Hi, we have an exchange into Schloss Grubhof for next summer that sleeps 6. We are debating going to Prague (in a hotel) for 4 days instead.  Either Prague or Austria will be added onto a week in Paris. We will have 3 teens with us (14, 15, 18). DH thinks teens will be bored in Austria, but I think we should keep the exchange as it is an old castle (sounds cool). We will only use 5 nights.  We would go to Salzburg 1 day, Eagle Nest 1 day and maybe hike 1/2 day. What else would be fun for teens in this area. We will have a car.  An interesting castles? Adventure parks, zip lining, etc.?  WWYD- Grubhof or Prague (in a hotel)?


----------



## Bwolf (Mar 4, 2015)

TripAdvisor Reviews heavily criticize the resort for various reasons.  There are salt mines in the area that are fun to visit.  Salzburg itself is worth several days of sightseeing.  You could make this work.  
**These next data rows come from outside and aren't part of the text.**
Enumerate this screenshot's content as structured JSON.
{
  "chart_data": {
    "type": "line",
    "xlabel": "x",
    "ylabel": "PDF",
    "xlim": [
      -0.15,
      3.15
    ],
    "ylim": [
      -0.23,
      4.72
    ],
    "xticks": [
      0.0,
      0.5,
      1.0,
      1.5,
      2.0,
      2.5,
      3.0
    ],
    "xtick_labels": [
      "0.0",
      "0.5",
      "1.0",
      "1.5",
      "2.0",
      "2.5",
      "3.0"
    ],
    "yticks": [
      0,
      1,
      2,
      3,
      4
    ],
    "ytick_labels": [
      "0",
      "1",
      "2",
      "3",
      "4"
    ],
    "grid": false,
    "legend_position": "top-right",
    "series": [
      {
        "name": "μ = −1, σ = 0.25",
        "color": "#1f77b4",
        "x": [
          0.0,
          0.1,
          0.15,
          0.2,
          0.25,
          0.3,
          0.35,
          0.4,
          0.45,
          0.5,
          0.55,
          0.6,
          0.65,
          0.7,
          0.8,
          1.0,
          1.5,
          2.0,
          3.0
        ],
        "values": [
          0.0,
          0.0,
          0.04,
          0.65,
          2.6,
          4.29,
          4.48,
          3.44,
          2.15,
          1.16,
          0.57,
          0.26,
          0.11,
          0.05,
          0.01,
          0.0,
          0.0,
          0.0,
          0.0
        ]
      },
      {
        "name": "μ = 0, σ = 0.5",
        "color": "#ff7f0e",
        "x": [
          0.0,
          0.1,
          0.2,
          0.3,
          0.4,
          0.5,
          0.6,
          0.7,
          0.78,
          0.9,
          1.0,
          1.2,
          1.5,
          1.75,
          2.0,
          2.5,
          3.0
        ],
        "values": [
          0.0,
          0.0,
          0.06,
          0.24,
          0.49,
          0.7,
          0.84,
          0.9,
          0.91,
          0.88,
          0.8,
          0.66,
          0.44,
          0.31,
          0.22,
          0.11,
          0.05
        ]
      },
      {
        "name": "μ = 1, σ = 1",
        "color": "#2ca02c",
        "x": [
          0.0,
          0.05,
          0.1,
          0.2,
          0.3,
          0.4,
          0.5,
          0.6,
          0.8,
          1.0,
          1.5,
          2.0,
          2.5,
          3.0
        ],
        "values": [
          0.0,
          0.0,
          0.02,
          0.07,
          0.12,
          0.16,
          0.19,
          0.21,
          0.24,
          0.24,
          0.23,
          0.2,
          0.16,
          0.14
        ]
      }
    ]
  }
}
We'd probably do Grubhof despite the bad reviews.


----------



## Ken555 (Mar 4, 2015)

Salzburg is a wonderful town deserving of at least a full day or two. Also, the area surrounding the city is very nice with a number of small towns and lots to see.


Sent from my iPad


----------



## Jay_Y (Mar 4, 2015)

There is a lot to see in and around Salzburg, like salt mine tours, Sound of Music tours, beautiful churches, and Mozart's birthplace. Hohensalzburg Castle is fun to see - it's a nice hike up to the castle, and the views are pretty incredible.  There are many street food carts selling a local specialty called "kaisekrainer," which is sausage stuffed with cheese.  There really is plenty for teenagers to do, depending on what their interests are!


----------